The first groups were taken by helicopter to a French warship waiting offshore. The ship is based there permanently.

The evacuations came as Liberian soldiers reported more fighting on the western edge of the city, where rebels were trying to push into the capital to oust President Charles Taylor. Explosions sounded in the distance.

The first helicopters took off from the white-walled, barbed-wire topped compound of the European Union.

Aid agency workers, ducking against debris sent flying from the twirling blades, ran down a rocky hillside and climbed into French military Cougar helicopters.

European Union forces stood guard with heavy weapons on the fern- and palm-overgrown hillside above the Atlantic Ocean, as helicopters spun off over the steel-gray Atlantic.

"We can't work, and we had to leave," said Isabelle deBourning, of Medecins sans Frontieres, running for the helicopter. "I hope it will be quick."

A total of 91 international residents of Liberia were to be evacuated from just the EU compound, said David Parker, acting head of the EU mission in Liberia.

They included foreign staff of the International Red Cross Committee and U.N. agencies, Parker said.

The European Union operates the water plants for this war-ravaged city of 1 million, now crowded with refugees, and would try to keep a core staff here as long as possible, Parker said.

Lebanese families, who make up much of the merchant class of west Africa, also were expected to fly out from the European compound.

Next door at the U.S. Embassy, about 100 Americans were awaiting evacuation, after gathering overnight.

When most Americans left, Ambassador John Blaney and a coterie of Marine guards were to remain behind at the embassy, U.S. authorities said.

At the European Union, European troop reinforcements piled out of each helicopter that landed to fly out the foreign civilians. Troops in green camouflage jumped out with bazookas and heavy machine guns, in pieces for assembly.

Evacuation had been planned at least since the weekend, when rebels fighting to oust Liberian Charles Taylor made at least two pushes into the city.

Liberian forces and local radio reported more fighting on the west side at dawn, as the evacuations began.

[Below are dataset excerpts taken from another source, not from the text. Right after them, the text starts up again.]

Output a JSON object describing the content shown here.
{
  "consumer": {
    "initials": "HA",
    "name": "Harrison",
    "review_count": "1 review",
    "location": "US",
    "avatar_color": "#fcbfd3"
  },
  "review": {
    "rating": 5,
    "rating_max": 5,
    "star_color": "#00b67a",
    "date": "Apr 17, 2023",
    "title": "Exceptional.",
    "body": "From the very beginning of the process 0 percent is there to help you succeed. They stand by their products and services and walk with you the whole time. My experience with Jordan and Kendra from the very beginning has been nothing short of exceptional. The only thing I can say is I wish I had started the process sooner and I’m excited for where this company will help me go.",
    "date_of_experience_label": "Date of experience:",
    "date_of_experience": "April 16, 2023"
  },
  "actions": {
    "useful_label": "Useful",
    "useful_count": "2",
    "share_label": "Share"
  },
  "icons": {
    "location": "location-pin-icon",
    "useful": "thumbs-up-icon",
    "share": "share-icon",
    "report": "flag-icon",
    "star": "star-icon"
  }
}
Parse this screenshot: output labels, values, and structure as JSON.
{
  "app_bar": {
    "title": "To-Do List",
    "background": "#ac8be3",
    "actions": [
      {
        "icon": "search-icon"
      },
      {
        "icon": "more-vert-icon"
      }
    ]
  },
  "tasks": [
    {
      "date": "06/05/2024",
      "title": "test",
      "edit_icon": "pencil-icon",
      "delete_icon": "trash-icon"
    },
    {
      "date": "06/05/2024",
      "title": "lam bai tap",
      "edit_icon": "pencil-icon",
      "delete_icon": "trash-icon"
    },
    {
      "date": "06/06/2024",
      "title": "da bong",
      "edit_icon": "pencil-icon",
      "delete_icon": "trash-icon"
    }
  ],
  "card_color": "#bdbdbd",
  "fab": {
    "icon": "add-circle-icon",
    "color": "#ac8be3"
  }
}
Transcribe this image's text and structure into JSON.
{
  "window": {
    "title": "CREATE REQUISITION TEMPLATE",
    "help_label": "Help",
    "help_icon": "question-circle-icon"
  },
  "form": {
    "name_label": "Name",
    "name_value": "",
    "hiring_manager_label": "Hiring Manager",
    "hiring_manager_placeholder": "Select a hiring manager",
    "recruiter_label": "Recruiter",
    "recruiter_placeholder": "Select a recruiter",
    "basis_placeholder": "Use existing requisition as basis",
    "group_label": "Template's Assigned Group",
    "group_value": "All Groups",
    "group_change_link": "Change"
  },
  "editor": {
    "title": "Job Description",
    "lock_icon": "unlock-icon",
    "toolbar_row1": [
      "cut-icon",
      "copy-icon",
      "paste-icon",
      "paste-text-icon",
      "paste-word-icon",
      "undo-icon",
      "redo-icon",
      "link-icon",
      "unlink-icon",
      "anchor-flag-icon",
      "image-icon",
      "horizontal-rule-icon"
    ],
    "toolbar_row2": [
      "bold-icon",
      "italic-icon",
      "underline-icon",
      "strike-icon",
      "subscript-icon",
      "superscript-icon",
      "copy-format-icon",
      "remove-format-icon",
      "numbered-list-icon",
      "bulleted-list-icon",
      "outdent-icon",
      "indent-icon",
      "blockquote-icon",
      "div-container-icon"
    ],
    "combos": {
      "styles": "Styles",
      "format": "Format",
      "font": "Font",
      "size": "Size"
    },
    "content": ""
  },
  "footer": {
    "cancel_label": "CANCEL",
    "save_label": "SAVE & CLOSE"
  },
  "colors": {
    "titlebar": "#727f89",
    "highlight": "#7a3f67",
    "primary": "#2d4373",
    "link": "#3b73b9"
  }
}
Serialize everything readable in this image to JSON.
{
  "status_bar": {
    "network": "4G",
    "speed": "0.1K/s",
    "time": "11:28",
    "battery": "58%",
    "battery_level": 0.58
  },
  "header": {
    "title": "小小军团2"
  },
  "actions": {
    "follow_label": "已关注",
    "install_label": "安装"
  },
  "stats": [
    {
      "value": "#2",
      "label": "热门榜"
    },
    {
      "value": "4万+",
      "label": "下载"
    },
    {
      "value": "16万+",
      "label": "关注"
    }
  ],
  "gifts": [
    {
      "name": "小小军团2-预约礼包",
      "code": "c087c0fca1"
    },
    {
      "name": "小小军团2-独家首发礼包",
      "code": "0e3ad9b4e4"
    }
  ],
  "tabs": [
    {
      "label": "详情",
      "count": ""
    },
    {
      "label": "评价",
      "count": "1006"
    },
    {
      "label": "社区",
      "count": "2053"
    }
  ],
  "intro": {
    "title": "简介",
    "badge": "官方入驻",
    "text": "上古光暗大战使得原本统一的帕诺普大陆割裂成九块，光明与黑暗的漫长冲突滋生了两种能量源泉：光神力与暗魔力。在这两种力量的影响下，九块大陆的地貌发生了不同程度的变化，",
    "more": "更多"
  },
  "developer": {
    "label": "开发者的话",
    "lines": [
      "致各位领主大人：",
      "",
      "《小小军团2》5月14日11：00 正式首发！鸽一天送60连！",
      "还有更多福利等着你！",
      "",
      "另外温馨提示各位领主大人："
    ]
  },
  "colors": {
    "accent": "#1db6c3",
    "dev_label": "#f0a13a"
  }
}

Explosions sounded occasionally from that direction.

Liberians, residents of a nation founded by freed American slaves, came out of their shacks and watched silently as the helicopters flew back and forth across the seascape in front of them.

As fighting reportedly renewed, families bundled mattresses on their heads and rushed back to the U.S. Embassy complex, where Americans already had refused them entrance during weekend fighting.

"God will help us," a heavy-set Liberian woman said, heading up hill toward the U.S. complex with cloth bundle on her head.

Late Sunday, soldiers claimed to have beaten back the latest rebel advance into the capital, driving insurgents deeper back into the swamps lying behind the St. Paul's river bridge marking the city's western entrance.

The rebels' drive against Taylor gained momentum Wednesday, when a U.N-Sierra Leone court charged him with war crimes for allegedly aiding Sierra Leone rebels in their vicious 10-year terror campaign.

By Sunday, Taylor controlled little of the country outside of the capital.

The rebels' leader told The Associated Press on Sunday that insurgents will fight their way into the capital unless Taylor yields.

"We want the international community to ask him to step down so as to avoid bloodshed," LURD chairman Sehon Damate Conneh Jr. said in Rome, where he was meeting with the Catholic Sant'Egidio Community, which mediates world conflicts.

"If Taylor doesn't step down, we would go in."

Taylor vowed in an interview with The Associated Press on Saturday to keep the city. He directed Sunday's fighting from a white-walled compound in the city's main port on the Atlantic Ocean.

The port is on the city's west side, and apparently is the rebels' immediate objective.

Government defense officials said Sunday that rebels made their latest raid across the St. Paul's River in dugout canoes, bypassing the bridge.

Before the drive on Monrovia, Liberia's civil war already had uprooted 1 million people within the country and sent 300,000 fleeing to neighboring countries.